On October 19, 2018, the Kleinman Center for Energy Policy at the University of Pennsylvania School of Design will award its fourth annual Carnot Prize to the Honorable Piyush Goyal, India’s former minister of power and renewables and current minister of railways and coal. During his tenure, Goyal directed a fast-track effort to electrify 18,000 villages in remote parts of India—helping bridge the country’s vast energy divide.
The International Energy Agency (IEA) reports that in the year 2000, less than half of India’s population had access to electricity. Now, more than 80 percent of the population has access to electricity. If this pace continues, India will have universal electrification by 2020, “one of the largest successes in the history of electrification.”
“Minister Goyal’s efforts demonstrate what it takes to create a just energy transition—courage amidst complexity,” said Mark Alan Hughes, founding faculty director of the Kleinman Center. “Providing power to the world’s energy poor turns on the lights—and also empowers education, sanitation, and health care. It closes the gap between the haves and have nots.”
Goyal has also been instrumental in reforming India’s power markets and expanding renewable energy, in an effort to meet the country’s Paris Agreement targets. While India has relied heavily on coal to power up the country—like China in recent years and the United States decades ago—India’s coal expansion appears to have peaked and the permanent transition to cleaner energy is underway.
Goyal has successfully retired outdated coal plants while launching an ambitious renewable energy expansion program. Although India is the world’s fourth top CO2 emitter, the country is currently at 20% renewables and is on solid footing to reach a 40% renewable mix by 2030.
“We applaud the Honorable Minister Goyal for his courageous work in crafting policy capable of meeting the biggest challenges in energy,” said Frederick Steiner, Dean and Paley Professor at PennDesign.
Speaking from his ministerial offices in New Delhi, Goyal said, “It is both a personal honor as well as a tribute to the efforts of all involved in this great work throughout India to be recognized with the Carnot Prize by the University of Pennsylvania.”

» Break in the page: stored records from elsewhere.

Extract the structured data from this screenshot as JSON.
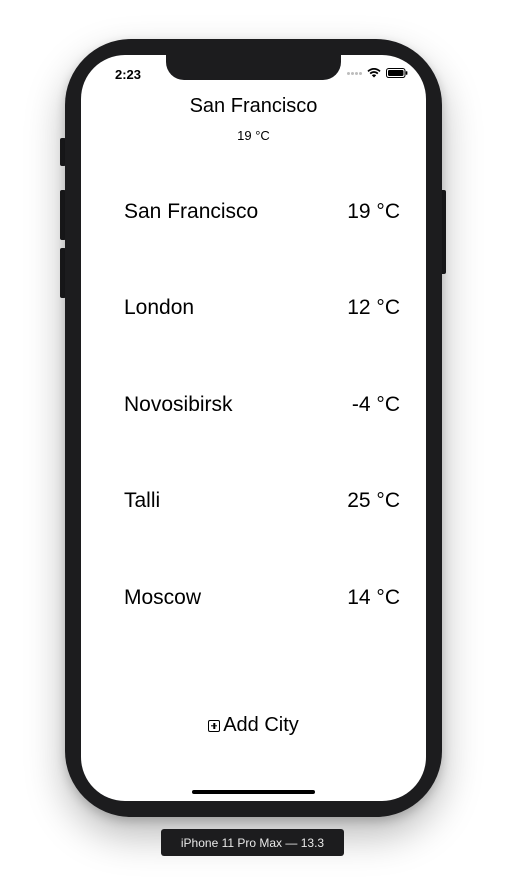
{
  "status_bar": {
    "time": "2:23"
  },
  "header": {
    "city": "San Francisco",
    "temperature": "19 °C"
  },
  "cities": [
    {
      "name": "San Francisco",
      "temperature": "19 °C"
    },
    {
      "name": "London",
      "temperature": "12 °C"
    },
    {
      "name": "Novosibirsk",
      "temperature": "-4 °C"
    },
    {
      "name": "Talli",
      "temperature": "25 °C"
    },
    {
      "name": "Moscow",
      "temperature": "14 °C"
    }
  ],
  "add_city": {
    "label": "Add City",
    "icon": "plus-square-icon"
  },
  "device_label": "iPhone 11 Pro Max — 13.3",
  "colors": {
    "device_frame": "#1c1c1e",
    "text": "#000000",
    "screen_background": "#ffffff"
  }
}
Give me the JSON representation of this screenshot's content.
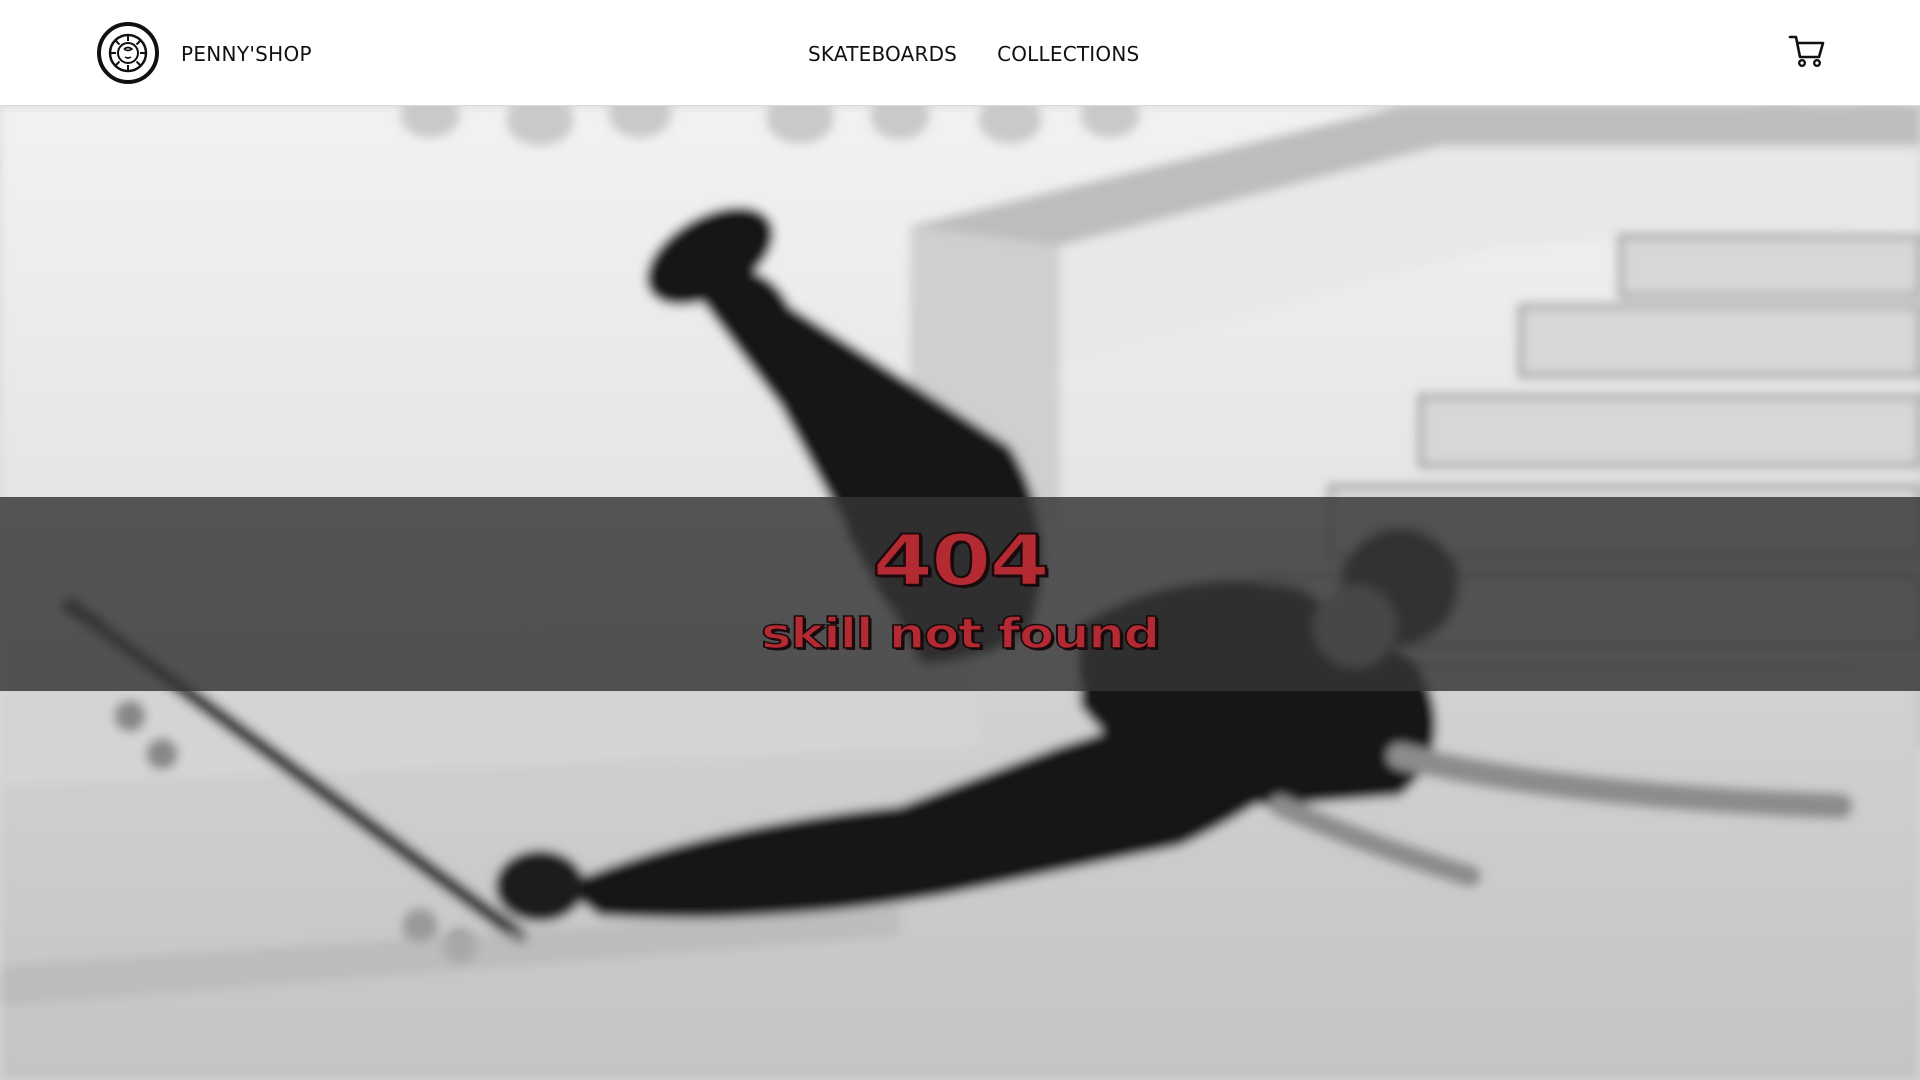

The award ceremony will kick off with a lecture in honor of the recipient by a Penn faculty member. Following the lecture, Goyal will receive this year’s Carnot Prize. While at Penn, Goyal will also have a recorded podcast conversation with Energy Policy Now host Andy Stone, meet with Penn students with interests in energy and India, and be a featured guest on the radio talk show Knowledge@Wharton
ABOUT THE CARNOT PRIZE: The Carnot Prize is named in memory of French scientist Sadi Carnot, who in 1824 published Reflections on the Motive Power of Fire, which is recognized as the first statement of what is now known as the second law of thermodynamics. Carnot recognized that the power of the steam engine would produce a great revolution in human development. The Carnot Prize is intended to honor those leading revolutions in energy policy to further progress and prosperity.